On what would have been Dr. Martin Luther King's 92nd Birthday, CMHA's Valuing Diversity Committee hosted its first-ever Diversity Discussion, welcoming staff from across the agency to participate and share "What MLK Day Means to Me."
With a variety of participants, from one who recalls the first time they saw the Civil Rights Leader on television as a child to another who speaks of seeing MLK's global impact first hand, this discussion brought together multiple perspectives all while underscoring Dr. King's lasting impact across generations.
CMHA looks forward to sharing more of these conversations with you and seeing how together we can continuously strive to make this a better world for all. Watch the full discussion here on YouTube.
Later in February, CMHA's Valuing Diversity Committee shared the following message with our staff, clients, and supporters at the start of the month: "As an organization, we are proud to continue the celebration and recognition of Black History in our country. We often say that our culture is a differentiating factor that contributes to our success and makes CMHA unique. One key piece of our culture is our commitment to creating an inclusive environment..."
In honor of Black History Month
, the Diversity Committee invited employees to share their personal stories to help others understand what this month represents, as well as the vital importance of inclusivity. The results were a staff-led educational and creative display
on both social media
and in the windows of our 233 Main Street, New Britain headquarters.

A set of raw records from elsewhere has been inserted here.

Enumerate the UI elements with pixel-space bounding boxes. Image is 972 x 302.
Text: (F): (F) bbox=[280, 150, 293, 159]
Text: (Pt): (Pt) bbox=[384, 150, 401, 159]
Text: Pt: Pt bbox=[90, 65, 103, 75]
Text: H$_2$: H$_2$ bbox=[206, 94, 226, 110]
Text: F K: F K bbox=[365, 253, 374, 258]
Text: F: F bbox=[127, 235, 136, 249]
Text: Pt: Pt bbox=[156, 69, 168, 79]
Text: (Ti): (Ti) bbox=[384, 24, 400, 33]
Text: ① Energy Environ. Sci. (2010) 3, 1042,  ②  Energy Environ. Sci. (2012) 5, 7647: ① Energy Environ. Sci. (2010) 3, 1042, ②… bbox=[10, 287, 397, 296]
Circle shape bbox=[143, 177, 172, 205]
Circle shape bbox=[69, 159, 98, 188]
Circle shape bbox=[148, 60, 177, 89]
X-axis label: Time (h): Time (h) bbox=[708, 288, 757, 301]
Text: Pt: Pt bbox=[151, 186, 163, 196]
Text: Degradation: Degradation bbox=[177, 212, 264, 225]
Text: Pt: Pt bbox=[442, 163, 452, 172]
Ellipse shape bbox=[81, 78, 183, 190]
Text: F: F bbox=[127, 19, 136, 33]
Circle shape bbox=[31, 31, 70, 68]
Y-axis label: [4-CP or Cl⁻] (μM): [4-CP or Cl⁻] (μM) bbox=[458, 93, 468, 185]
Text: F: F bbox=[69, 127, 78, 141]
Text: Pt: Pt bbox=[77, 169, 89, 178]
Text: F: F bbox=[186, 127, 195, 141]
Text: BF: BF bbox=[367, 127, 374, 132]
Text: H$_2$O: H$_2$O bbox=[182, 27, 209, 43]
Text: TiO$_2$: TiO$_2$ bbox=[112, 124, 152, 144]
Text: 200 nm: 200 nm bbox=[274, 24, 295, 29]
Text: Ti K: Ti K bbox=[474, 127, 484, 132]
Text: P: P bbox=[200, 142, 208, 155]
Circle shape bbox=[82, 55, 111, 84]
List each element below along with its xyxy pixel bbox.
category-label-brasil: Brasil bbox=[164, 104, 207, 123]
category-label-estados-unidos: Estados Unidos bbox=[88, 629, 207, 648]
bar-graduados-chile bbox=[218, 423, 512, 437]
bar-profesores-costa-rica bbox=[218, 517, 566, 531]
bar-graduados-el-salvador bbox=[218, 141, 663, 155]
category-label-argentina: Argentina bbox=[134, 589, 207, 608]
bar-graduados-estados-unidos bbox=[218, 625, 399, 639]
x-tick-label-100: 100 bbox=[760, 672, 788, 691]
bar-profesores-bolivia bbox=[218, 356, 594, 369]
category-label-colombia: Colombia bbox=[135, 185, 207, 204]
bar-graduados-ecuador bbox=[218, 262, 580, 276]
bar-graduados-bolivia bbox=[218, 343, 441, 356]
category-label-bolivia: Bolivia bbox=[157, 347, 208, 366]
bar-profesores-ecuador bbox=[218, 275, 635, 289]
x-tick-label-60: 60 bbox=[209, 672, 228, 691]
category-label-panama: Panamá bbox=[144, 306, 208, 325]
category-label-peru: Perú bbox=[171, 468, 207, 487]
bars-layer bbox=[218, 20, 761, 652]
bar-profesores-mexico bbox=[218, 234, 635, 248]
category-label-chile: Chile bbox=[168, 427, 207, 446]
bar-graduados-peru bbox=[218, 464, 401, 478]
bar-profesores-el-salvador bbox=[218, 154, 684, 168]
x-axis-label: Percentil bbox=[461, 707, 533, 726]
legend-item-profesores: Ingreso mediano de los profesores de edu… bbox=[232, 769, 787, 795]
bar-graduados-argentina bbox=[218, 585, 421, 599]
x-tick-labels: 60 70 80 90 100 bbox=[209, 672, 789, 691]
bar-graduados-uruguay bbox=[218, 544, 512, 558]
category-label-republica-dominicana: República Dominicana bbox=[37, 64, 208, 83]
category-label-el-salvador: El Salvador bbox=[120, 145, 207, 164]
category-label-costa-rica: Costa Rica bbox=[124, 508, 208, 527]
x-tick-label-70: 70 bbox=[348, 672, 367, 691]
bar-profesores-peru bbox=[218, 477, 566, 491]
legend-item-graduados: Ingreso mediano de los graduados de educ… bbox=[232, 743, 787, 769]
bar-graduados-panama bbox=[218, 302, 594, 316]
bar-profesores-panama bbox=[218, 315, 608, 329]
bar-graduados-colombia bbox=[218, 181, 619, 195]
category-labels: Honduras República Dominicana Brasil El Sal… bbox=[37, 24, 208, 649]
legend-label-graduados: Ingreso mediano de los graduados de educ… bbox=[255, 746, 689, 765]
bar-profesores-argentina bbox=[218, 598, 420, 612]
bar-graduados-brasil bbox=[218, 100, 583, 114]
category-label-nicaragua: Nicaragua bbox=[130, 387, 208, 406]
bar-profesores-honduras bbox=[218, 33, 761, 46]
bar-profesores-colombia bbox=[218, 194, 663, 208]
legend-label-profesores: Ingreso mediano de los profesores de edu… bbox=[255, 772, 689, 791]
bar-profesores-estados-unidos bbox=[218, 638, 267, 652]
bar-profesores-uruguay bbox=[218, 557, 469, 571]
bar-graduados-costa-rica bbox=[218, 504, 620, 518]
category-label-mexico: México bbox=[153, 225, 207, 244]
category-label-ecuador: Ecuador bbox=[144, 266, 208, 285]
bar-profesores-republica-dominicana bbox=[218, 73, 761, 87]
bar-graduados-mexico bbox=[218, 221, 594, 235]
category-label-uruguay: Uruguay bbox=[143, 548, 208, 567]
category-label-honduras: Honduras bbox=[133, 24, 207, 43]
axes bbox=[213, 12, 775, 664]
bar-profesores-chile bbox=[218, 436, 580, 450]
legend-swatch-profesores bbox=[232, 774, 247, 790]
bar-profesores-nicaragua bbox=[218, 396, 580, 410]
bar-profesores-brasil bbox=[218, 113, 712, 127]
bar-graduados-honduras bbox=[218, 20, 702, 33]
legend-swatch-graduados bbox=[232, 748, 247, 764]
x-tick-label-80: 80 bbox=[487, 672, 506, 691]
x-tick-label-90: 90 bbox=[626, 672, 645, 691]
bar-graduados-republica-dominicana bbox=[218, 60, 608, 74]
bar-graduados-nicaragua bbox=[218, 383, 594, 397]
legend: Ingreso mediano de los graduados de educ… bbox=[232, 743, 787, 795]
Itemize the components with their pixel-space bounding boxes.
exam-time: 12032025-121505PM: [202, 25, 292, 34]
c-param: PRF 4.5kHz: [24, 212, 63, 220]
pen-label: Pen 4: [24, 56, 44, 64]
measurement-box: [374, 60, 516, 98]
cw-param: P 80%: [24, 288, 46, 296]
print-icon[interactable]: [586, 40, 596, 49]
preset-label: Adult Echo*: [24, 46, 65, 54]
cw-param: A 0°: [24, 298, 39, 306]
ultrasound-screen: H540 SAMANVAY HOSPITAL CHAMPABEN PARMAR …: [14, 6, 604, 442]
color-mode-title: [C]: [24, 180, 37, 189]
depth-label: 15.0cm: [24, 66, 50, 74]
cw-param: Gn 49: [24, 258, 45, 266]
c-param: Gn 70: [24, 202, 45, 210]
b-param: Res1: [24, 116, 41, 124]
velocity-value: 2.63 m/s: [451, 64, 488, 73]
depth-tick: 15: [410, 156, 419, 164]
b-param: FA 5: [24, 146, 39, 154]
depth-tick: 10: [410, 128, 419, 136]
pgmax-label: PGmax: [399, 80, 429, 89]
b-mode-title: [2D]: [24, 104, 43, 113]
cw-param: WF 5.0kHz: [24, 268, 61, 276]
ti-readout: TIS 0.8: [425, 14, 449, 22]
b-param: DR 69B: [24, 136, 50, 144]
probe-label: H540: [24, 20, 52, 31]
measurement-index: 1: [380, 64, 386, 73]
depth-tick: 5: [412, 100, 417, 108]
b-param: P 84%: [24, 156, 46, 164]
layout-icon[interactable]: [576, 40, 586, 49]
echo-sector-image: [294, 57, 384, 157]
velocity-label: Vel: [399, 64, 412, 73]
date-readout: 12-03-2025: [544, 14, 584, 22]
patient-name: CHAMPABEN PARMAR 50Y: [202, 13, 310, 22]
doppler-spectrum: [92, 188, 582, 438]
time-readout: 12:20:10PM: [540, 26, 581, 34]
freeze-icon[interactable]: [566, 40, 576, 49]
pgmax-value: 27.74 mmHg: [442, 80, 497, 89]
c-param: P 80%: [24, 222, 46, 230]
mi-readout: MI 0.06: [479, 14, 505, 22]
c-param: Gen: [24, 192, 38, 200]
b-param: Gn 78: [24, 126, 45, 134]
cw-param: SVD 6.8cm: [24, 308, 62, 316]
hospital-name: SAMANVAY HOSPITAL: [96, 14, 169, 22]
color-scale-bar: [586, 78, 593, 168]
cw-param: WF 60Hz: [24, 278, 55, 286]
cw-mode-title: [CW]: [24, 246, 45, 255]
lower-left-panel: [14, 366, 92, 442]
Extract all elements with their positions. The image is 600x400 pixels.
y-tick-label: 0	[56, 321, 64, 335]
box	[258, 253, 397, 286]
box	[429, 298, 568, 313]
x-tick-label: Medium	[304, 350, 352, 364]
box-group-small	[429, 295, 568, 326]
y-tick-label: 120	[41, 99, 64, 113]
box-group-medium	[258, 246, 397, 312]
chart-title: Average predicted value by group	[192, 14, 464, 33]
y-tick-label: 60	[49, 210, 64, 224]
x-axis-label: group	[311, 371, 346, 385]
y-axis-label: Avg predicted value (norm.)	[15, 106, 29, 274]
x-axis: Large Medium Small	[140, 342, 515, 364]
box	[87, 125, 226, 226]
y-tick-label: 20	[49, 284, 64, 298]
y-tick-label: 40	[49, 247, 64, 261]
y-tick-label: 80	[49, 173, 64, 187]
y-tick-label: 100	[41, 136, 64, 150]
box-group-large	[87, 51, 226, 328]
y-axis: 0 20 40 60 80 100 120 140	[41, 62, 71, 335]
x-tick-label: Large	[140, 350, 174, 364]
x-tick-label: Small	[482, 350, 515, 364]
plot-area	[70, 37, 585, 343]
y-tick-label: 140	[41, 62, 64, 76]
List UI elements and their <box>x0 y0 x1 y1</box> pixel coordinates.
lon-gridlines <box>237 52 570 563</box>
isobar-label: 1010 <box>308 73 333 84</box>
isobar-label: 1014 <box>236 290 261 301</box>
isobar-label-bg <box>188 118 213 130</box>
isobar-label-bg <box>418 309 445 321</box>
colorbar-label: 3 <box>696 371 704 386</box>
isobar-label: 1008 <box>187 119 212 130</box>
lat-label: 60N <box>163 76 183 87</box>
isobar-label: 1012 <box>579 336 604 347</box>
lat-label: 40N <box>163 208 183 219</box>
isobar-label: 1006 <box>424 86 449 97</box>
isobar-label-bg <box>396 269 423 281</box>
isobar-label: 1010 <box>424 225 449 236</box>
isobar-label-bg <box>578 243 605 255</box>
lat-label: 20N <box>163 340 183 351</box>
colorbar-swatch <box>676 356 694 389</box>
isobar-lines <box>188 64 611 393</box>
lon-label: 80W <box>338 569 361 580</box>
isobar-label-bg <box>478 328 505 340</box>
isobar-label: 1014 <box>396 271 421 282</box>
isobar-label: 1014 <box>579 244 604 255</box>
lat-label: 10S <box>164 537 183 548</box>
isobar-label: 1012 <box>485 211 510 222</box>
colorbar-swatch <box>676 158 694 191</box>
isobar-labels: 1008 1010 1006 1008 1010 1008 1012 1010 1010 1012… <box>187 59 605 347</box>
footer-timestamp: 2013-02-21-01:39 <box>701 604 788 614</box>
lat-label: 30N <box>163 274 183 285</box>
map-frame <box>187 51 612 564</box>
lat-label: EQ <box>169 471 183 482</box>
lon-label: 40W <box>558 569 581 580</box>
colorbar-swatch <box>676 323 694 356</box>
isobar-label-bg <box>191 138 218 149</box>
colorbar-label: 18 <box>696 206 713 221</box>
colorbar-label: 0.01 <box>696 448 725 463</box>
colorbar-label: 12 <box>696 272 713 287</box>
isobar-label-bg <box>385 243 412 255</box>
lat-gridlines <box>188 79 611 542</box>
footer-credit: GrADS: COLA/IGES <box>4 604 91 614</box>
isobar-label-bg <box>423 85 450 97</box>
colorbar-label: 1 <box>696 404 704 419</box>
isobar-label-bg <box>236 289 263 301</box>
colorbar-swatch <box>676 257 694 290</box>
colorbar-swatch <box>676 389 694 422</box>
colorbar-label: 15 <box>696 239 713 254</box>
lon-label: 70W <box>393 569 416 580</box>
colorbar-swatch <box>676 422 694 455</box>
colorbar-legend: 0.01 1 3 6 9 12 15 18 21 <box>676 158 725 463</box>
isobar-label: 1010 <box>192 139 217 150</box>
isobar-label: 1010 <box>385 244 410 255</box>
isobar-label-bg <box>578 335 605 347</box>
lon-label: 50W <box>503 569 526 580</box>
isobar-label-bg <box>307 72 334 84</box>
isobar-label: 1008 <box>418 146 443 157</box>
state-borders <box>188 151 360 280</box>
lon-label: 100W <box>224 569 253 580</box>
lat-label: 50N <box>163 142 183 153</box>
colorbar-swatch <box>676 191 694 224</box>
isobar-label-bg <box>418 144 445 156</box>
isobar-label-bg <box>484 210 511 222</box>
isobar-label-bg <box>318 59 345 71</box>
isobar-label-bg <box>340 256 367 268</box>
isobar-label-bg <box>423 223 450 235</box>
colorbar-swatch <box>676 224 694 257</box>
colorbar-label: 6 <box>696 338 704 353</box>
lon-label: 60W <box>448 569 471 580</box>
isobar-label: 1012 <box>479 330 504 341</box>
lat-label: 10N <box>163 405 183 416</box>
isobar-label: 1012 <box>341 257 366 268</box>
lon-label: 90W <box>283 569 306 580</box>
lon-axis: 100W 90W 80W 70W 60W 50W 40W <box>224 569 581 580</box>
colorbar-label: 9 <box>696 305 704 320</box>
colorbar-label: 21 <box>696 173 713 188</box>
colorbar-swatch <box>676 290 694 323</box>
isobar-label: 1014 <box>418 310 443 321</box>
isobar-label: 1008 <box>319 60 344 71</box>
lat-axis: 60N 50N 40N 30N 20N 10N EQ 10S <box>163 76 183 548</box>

Additionally, The Waterbury Spirit Committee from our 255 Bank Street offices hosted a "Coffee & Vibe" zoom event for staff across the agency to share and discuss poetry, literature, and other forms of creative expression by African Americans and Black artists. From Langston Hughes' Let America Be America Again to an interview of Angela Davis discussing Civil Rights, the discussion covered many topics related to Race, Identity, Intersectionality, and the need to self-educate.
Overall, the takeaways from these events and initiatives were the same: Black History is American History, and it needs to be celebrated beyond the 28 days of February.